Buscando a Wondla y la verdadera Realidad Aumentada...
Aprovechando que hoy es #librorecomendado en Twitter, comento con un poco más de detalle sobre un libro que me tiene atrapado:
"The Search for Wondla" de Tony DiTerlizzi (creador de las "Crónicas de Spiderwick"), es la historia de "Eva Nine", una niña criada por un robot llamado "Muthr" (Multi Utility Task Help Robot: el juego de palabras está en pronunciarlo) que al salir a la superficie luego de vivir doce años en un refugio, descubre que no está en el planeta tierra sino en Orbona, un planeta lleno de seres y plantas muy distintos a los humanos.
El punto es que compré este libro con el gancho de ver como funcionaba la "experiencia extendida" que ofrecía a través de 3 "markers" de Realidad Aumentada que interactuaban con el sitio oficial. Pero me he llevado una sopresa:
Estoy por terminarlo y ni siquiera he probado los "markers".
Y es que una buena historia y un buen relato crean una "Realidad Aumentada" más poderosa que cualquier tecnología: La realidad aumentada de tu imaginación.
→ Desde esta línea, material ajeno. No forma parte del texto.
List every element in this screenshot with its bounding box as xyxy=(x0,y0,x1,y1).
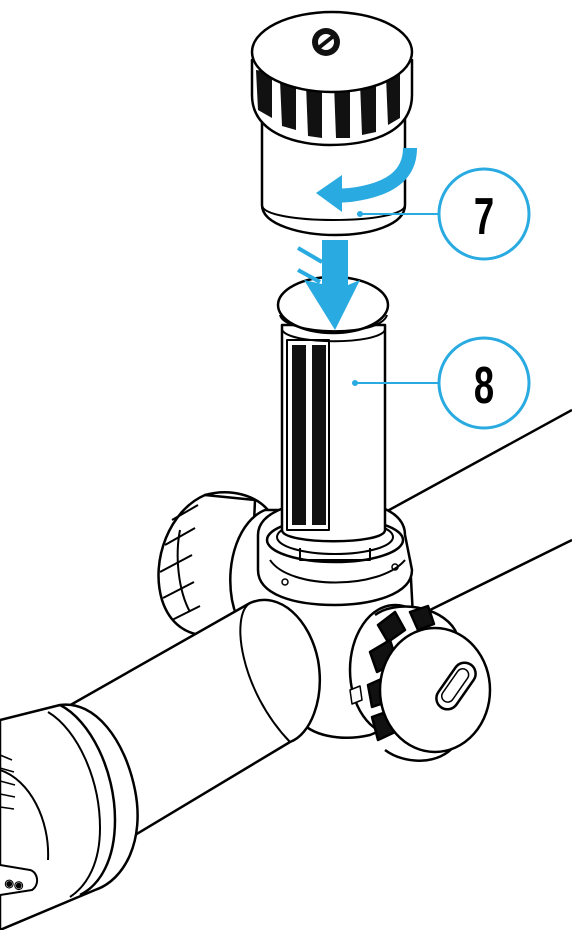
down-arrow-icon xyxy=(296,240,360,330)
side-knob-right xyxy=(348,603,492,762)
svg-text:◉◉: ◉◉ xyxy=(3,877,24,892)
curved-arrow-icon xyxy=(316,147,417,212)
callout-7: 7 xyxy=(357,167,531,261)
brand-logo-icon xyxy=(312,28,340,56)
objective-bell: ◉◉ xyxy=(0,703,139,930)
callout-8-circle xyxy=(437,336,531,430)
callout-8: 8 xyxy=(352,336,531,430)
brand-logo-icon: ◉◉ xyxy=(0,864,38,896)
battery-cover xyxy=(250,10,414,237)
cover-grip-ribs xyxy=(256,70,400,138)
focus-ring-knurl xyxy=(0,754,16,810)
callout-7-circle xyxy=(437,167,531,261)
callout-7-label: 7 xyxy=(474,186,494,245)
scope-rear-tube xyxy=(379,408,572,612)
scope-body: ◉◉ xyxy=(0,10,572,930)
callout-8-label: 8 xyxy=(474,355,494,414)
battery-label-band xyxy=(292,345,306,525)
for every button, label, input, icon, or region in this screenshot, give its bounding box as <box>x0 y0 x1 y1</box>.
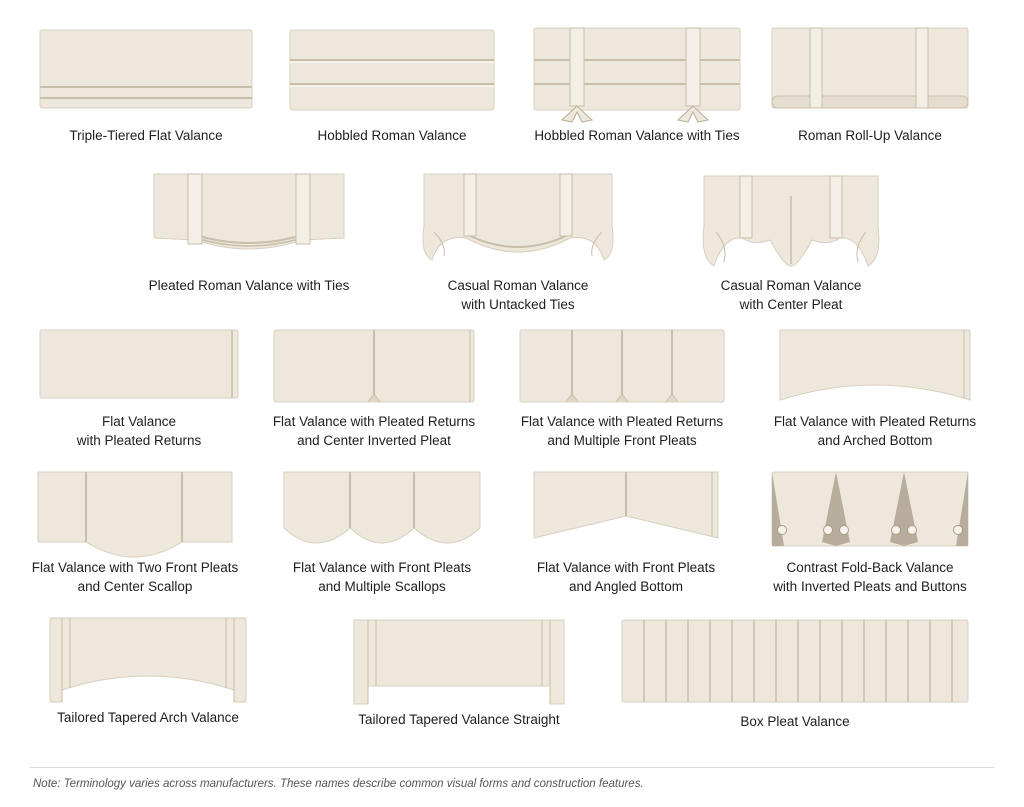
box-pleat-illustration <box>621 619 969 703</box>
valance-label: Flat Valance with Front Pleats and Multi… <box>292 560 472 594</box>
valance-label: Flat Valance with Pleated Returns and Ar… <box>773 414 977 448</box>
valance-flat-arched-bottom: Flat Valance with Pleated Returns and Ar… <box>774 329 976 448</box>
valance-label: Hobbled Roman Valance <box>317 128 467 143</box>
triple-tiered-flat-illustration <box>39 29 253 109</box>
valance-angled-bottom: Flat Valance with Front Pleats and Angle… <box>532 471 720 594</box>
flat-multiple-front-pleats-illustration <box>519 329 725 403</box>
contrast-fold-back-illustration <box>771 471 969 547</box>
valance-label: Box Pleat Valance <box>740 714 850 729</box>
casual-roman-untacked-illustration <box>422 173 614 261</box>
valance-hobbled-roman: Hobbled Roman Valance <box>288 29 496 143</box>
valance-label: Flat Valance with Two Front Pleats and C… <box>31 560 239 594</box>
valance-label: Triple-Tiered Flat Valance <box>69 128 223 143</box>
valance-label: Flat Valance with Pleated Returns and Mu… <box>520 414 724 448</box>
pleated-roman-ties-illustration <box>153 173 345 250</box>
valance-contrast-fold-back: Contrast Fold-Back Valance with Inverted… <box>770 471 970 594</box>
valance-label: Tailored Tapered Valance Straight <box>358 712 560 727</box>
valance-label: Casual Roman Valance with Center Pleat <box>720 278 862 312</box>
button-icon <box>907 525 917 535</box>
valance-casual-roman-center-pleat: Casual Roman Valance with Center Pleat <box>700 175 882 312</box>
valance-flat-center-inverted-pleat: Flat Valance with Pleated Returns and Ce… <box>272 329 476 448</box>
valance-label: Flat Valance with Pleated Returns and Ce… <box>272 414 476 448</box>
button-icon <box>953 525 963 535</box>
valance-flat-multiple-front-pleats: Flat Valance with Pleated Returns and Mu… <box>518 329 726 448</box>
tailored-tapered-straight-illustration <box>353 619 565 705</box>
valance-pleated-roman-ties: Pleated Roman Valance with Ties <box>149 173 349 293</box>
footer-divider <box>30 767 994 768</box>
valance-flat-pleated-returns: Flat Valance with Pleated Returns <box>38 329 240 448</box>
valance-casual-roman-untacked: Casual Roman Valance with Untacked Ties <box>420 173 616 312</box>
valance-box-pleat: Box Pleat Valance <box>620 619 970 729</box>
valance-multiple-scallops: Flat Valance with Front Pleats and Multi… <box>282 471 482 594</box>
valance-label: Casual Roman Valance with Untacked Ties <box>447 278 589 312</box>
valance-label: Roman Roll-Up Valance <box>798 128 942 143</box>
roman-roll-up-illustration <box>771 27 969 109</box>
valance-label: Flat Valance with Front Pleats and Angle… <box>536 560 716 594</box>
multiple-scallops-illustration <box>283 471 481 544</box>
valance-two-pleats-center-scallop: Flat Valance with Two Front Pleats and C… <box>32 471 238 594</box>
two-pleats-center-scallop-illustration <box>37 471 233 558</box>
flat-arched-bottom-illustration <box>779 329 971 401</box>
button-icon <box>777 525 787 535</box>
flat-center-inverted-pleat-illustration <box>273 329 475 403</box>
valance-label: Hobbled Roman Valance with Ties <box>534 128 740 143</box>
casual-roman-center-pleat-illustration <box>702 175 880 267</box>
footnote: Note: Terminology varies across manufact… <box>33 778 644 790</box>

Un buen libro te acerca a sus personajes: llegás a sentirlos como viejos amigos; adelantás lo que van a hacer, pensar o decir e incluso sus rostros te comienzan a ser familiares; y en lugar de esa impresionante animación de 3D que se despliega en una pantalla disfrutás como todo un mundo (con tu propia versión... tu propio color) se despliega dentro de tu mente.
Hay dos libros que me han hecho pensar y encontrarme a mi mismo en este enfrentamiento entre mi propia humanidad y mi amor por la tecnología: uno advierte sobre los peligros de perder nuestra individualidad (You Are not a Gadget, de Jaron Lanier) y otro alaba y exalta la tecnología (¡El Technium!) al punto de convertirla casi en un ente autónomo con fuerza, sentido y evolución propia (What Technology Wants, de Kevin Kelly).
Hemos "aumentado nuestra realidad" por milenios a través de nuestra imaginación, pero corremos y nos emocionamos por aumentarla con la ayuda del código de unos y ceros. ¿Donde terminamos nosotros y donde nos perdemos en bits? O quizá: ¿Dónde no alcanzamos nosotros y nos continuamos en bits?
Todo eso me cruza por la mente, y como me pasa cada vez que me toca dar una charla en el momento que le doy vuelta a estas cosas, el jueves la gente que asista a Morphongénesis en la Veritas tendrá que aguantarme parlotear este asunto.
Y bueno, después de todo no es algo extraño, así conectamos ideas. Lo dice Steven Johnson en Where Good Ideas Come From, mí último #librorecomendado de este post.
Que descansen. Yo tengo un libro que terminar.